Hundreds of human genes involved in dozens of different molecular and cellular mechanisms are associated with an increased risk of autism, though it is unclear how these disparate genetic factors all seem to lead to the same core set of characteristics. In the current project, Michael F. Wells aims to discover points of biological convergence across nearly a dozen high-confidence autism risk genes through human-derived stem cell-based screens. Findings from these studies could improve drug discovery efforts by identifying dysfunctional gene networks and cellular phenotypes that are shared across different genetic risk profiles.

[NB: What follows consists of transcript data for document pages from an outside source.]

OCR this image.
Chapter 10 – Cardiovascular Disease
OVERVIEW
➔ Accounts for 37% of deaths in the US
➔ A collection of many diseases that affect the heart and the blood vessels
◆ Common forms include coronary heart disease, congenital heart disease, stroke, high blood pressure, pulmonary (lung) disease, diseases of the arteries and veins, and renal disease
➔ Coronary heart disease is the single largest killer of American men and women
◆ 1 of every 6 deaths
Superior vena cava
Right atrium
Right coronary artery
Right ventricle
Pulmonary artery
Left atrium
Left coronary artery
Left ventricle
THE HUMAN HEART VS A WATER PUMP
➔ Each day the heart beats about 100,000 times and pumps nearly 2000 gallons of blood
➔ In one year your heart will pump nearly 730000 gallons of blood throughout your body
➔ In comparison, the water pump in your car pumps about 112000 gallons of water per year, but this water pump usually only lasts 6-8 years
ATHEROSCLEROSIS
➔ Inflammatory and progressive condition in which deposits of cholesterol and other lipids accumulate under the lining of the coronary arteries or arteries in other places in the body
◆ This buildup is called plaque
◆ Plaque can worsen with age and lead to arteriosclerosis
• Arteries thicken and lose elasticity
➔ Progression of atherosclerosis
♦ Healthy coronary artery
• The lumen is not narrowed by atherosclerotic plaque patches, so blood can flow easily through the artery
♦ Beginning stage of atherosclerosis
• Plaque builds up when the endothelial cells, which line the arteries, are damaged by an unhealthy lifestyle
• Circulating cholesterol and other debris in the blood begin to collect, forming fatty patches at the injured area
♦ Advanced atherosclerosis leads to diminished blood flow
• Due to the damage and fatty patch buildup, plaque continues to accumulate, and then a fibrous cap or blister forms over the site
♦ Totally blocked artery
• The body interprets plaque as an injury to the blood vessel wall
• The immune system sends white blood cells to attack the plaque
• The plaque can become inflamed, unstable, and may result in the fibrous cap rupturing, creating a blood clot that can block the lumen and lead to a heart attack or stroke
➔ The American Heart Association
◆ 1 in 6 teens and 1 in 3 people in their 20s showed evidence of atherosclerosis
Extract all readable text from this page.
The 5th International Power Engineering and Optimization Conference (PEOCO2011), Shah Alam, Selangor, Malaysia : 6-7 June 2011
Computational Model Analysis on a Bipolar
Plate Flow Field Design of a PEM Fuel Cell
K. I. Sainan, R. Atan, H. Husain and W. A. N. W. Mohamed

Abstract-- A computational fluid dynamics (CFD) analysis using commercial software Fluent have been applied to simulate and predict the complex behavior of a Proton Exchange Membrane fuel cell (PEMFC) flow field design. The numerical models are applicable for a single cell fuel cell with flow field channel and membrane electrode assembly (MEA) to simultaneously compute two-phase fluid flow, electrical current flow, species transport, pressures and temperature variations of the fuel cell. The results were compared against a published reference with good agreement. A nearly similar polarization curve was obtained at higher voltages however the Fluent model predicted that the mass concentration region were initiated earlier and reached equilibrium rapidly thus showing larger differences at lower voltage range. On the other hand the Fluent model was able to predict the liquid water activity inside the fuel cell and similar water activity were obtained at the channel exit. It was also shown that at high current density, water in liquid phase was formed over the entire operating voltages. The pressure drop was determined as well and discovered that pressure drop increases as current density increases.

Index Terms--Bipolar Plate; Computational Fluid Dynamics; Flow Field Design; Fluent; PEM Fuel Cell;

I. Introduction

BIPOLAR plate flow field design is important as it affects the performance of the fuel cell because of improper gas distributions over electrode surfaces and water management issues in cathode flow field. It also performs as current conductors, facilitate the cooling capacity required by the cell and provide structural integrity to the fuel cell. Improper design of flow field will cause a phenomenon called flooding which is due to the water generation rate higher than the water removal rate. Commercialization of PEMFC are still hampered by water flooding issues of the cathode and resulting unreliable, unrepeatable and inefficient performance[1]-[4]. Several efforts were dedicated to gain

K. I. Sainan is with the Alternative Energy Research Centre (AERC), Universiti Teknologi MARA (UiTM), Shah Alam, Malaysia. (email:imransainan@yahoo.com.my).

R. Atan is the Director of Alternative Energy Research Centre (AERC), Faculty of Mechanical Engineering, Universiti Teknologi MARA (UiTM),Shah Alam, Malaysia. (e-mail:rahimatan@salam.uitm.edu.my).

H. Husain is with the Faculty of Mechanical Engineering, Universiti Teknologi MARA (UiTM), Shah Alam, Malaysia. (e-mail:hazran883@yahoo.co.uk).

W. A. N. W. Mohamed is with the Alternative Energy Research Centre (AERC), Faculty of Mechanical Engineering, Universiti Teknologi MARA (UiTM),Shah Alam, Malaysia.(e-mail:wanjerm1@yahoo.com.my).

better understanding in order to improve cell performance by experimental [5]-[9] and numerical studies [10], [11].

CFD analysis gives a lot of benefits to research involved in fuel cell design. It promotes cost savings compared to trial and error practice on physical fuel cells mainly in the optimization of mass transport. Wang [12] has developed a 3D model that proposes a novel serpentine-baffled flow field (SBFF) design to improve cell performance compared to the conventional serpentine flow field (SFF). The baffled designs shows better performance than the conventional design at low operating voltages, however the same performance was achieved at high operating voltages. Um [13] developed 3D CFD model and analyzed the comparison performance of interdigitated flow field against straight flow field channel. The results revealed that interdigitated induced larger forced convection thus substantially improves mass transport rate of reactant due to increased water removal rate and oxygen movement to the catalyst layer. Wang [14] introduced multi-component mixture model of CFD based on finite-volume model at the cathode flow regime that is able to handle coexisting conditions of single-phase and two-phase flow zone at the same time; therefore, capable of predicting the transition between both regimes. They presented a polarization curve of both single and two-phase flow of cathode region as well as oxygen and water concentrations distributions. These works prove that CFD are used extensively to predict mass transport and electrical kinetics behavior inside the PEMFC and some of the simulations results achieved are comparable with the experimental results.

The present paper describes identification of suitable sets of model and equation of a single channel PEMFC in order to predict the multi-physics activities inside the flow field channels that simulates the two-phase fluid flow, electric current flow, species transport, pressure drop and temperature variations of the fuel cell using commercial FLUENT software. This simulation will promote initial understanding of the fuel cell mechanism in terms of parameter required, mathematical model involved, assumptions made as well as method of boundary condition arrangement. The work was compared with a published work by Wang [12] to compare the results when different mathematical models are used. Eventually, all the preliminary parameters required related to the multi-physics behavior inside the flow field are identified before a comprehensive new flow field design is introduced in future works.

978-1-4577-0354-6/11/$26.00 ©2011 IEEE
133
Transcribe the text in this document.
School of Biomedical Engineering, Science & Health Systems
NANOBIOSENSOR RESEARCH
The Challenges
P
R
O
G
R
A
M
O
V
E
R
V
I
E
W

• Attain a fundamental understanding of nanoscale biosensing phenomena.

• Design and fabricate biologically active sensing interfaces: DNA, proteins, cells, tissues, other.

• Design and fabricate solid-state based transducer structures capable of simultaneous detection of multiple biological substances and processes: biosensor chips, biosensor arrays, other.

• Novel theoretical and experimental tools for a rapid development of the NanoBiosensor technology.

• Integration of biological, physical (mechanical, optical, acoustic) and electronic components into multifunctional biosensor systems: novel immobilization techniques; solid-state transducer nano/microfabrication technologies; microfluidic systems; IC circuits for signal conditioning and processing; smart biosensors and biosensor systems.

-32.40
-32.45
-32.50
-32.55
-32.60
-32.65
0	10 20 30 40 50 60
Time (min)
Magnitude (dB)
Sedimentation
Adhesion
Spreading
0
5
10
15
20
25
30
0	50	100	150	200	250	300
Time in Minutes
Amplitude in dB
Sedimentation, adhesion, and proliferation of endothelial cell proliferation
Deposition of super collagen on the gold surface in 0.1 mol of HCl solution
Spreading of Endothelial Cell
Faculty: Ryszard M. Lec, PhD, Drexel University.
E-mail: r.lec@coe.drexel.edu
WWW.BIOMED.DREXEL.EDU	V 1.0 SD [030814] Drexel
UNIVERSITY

In the current project, Mirjana Maletić-Savatić plans to examine the metabolic status and integrity of different types of cells in brain organoids derived from individuals with 16p11.2 copy number variants (CNVs). The comprehensive data resulting from this project are expected to provide mechanistic insights into new therapeutic targets for 16p11.2 CNV conditions.

Sleep disruption is a common comorbidity in people with ASD, but the potential role that sleep disruption plays in the etiology of ASD has not been clear. Recent studies have demonstrated that early life sleep disruption could cause long-lasting changes in behavior in genetically vulnerable ASD model mice. Here, Graham Diering and colleagues plan to use biochemistry and proteomics methods to test the idea that the developing synapse is a node of vulnerability to the effects of sleep disruption relevant for ASD.

Genetic studies have identified a large number of genes that increase the risk for autism. Many of these risk genes function to regulate the genome in the developing brain. Anne West aims to identify common regulatory mechanisms used by many ASD risk genes that may explain convergent effects on gene regulation during neurodevelopment.

In this pilot study, Pierre Vanderhaeghen and his team aim to explore the intricate connections between ASD, mitochondrial function, and human neuronal development, with a specific focus on developmental timing. Innovative tools, including an in vitro model for studying mitochondrial morphology, dynamics, and function and an in vivo xenotransplantation model of human cortical neurons, will be used to achieve this. The investigation seeks to understand how mitochondrial dynamics and metabolism contribute to the pathology of ASD-linked mutations in genes such as MECP2 and SYNGAP1.

In this project, Joris de Wit and colleagues plan to assess the role of ASD risk genes in the development of a specific thalamocortical circuit, connecting the posterior medial nucleus (POm) of the thalamus and intratelencephalic layer 5 pyramidal neurons (IT L5 PNs) in the cortex. This circuit is of particular interest due to its potential link to sensory processing, a function often found to be altered in autistic individuals.

Marta Biagioli and colleagues intend to provide further proof of the efficacy of RNA therapy, proposing SINEUP technology as a new RNA-based tool for the treatment of genetic ASDs. Her lab intends to share validated SINEUP reagents with the ASD community so that SINEUP therapeutic properties could be further analyzed to streamline the development of these molecules to the clinic.